Che ci sia una risposta diversa dalla violenza alla violenza ce lo insegna il vangelo con il “porgi l’altra guancia” (Matteo 5,38-48). Non si tratta di una resa ma della sconvolgente risposta dell’amore alla violenza. Non possiamo certo pretendere che la logica evangelica sia quella che permea le scelte degli Stati ma teniamola presente perché c’è un fondo di razionalità in questo insegnamento di Gesù. Sconfiggere la violenza con una violenza più grande è un’illusione, non è razionale. Pensare di ripristinare i diritti violati con la guerra è “alienum a ratione”, scriveva Giovanni XXIII negli anni Sessanta del secolo scorso (Pacem in Terris n.67)

E allora che cosa si sarebbe potuto fare invece che inviare armi all’Ucraina dopo l’aggressione russa? Non ci sono ricette o risposte facili ma desidero richiamare alcune azioni che la logica della nonviolenza avrebbe potuto suggerire. Traggo spunto da un intervento del prof. Andrea Cozzo  dell’Università di Palermo, richiamandone solo pochissimi punti, giusto perché possiamo continuare a riflettere sul radicale cambiamento di mentalità che richiederebbe la lotta nonviolenta contro l’ingiustizia e la prepotenza.

Per tenere conto del punto di vista dell’aggressore, ad esempio, si sarebbe dovuto stoppare l’ingresso di Svezia e Finlandia nella NATO. Aumentare il  senso di accerchiamento avvertito dalla Russia non aiuta l’attività diplomatica.

Invece di cancellare eventi culturali in cui era prevista la presenza di autori, libri o spettacoli russi, sarebbe stato viceversa necessario incentivare tutte le forme di amicizia dei Paesi europei con russi e ucraini per creare una sorta di rete diplomatica dal basso.

Una forma molto potente di resistenza nonviolenta è la non collaborazione che, in questo caso, avrebbe potuto attuarsi con la rinuncia totale al gas proveniente dalla Russia.
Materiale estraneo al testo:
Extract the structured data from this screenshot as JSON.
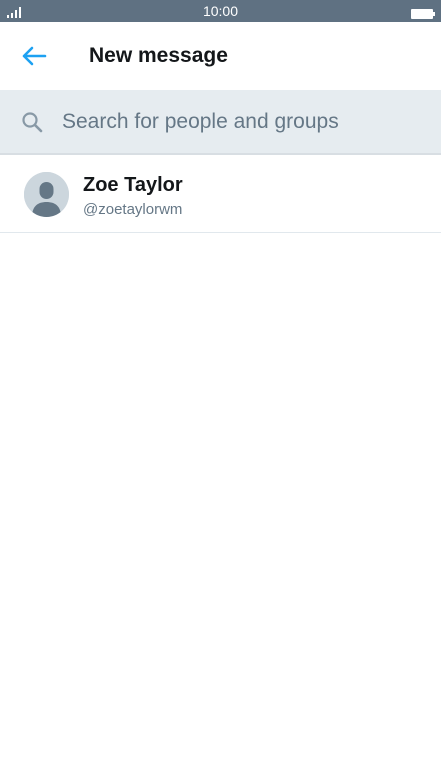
{
  "status_bar": {
    "time": "10:00",
    "signal_icon": "signal-icon",
    "battery_icon": "battery-icon"
  },
  "header": {
    "back_icon": "arrow-left-icon",
    "title": "New message"
  },
  "search": {
    "icon": "search-icon",
    "value": "",
    "placeholder": "Search for people and groups"
  },
  "results": [
    {
      "name": "Zoe Taylor",
      "handle": "@zoetaylorwm",
      "avatar_icon": "default-avatar-icon"
    }
  ],
  "colors": {
    "accent": "#1da1f2",
    "status_bar": "#5f7182",
    "search_background": "#e6ecf0",
    "primary_text": "#14171a",
    "secondary_text": "#657786"
  }
}
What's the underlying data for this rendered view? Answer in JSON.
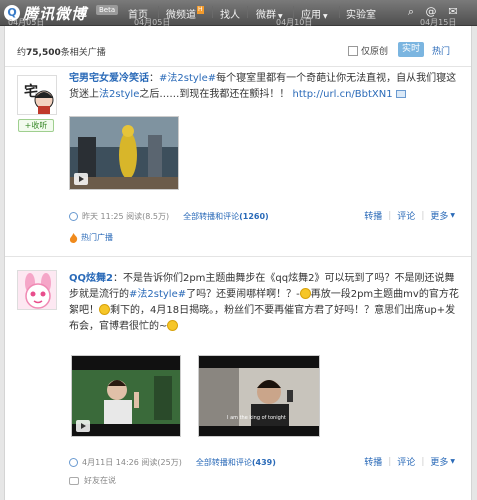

Una misura certamente molto costosa socialmente ed economicamente. Si tratta di capire se le scelte operate siano o saranno meno costose.

Il prof. Cozzo arriva a dire che perfino la resa potrebbe non coincidere con la sconfitta: “ un Paese occupato, che con la resa abbia salvato le vite dei suoi cittadini e impedito la devastazione del suo territorio, può ancora, come dicono molti esempi storici, esercitare mille forme di non-collaborazione di massa, disobbedienza civile, tecniche di familiarizzazione con gli occupanti… Naturalmente, deve volerlo e saperlo fare”.

Ci sono poi molte azioni di lungo periodo che sarebbero necessarie per eliminare la guerra: la riduzione delle spese militari, l’approvazione della legge che giace in Parlamento sull’istituzione di un Dipartimento di Difesa civile non armata e nonviolenta, l’elaborazione di una cultura nonviolenta a partire dalla scuola dove ancora si insegna la storia come un susseguirsi di guerre, l’addestramento alle tecniche di difesa popolare nonviolenta.

In Ucraina si è deciso di lottare con le armi: chi sarà capace di distruggere e uccidere di più forse riuscirà a farle tacere. Anche questa volta è andata così.  Ma possiamo forse prepararci a prevenire e/o affrontare diversamente la prossima aggressione.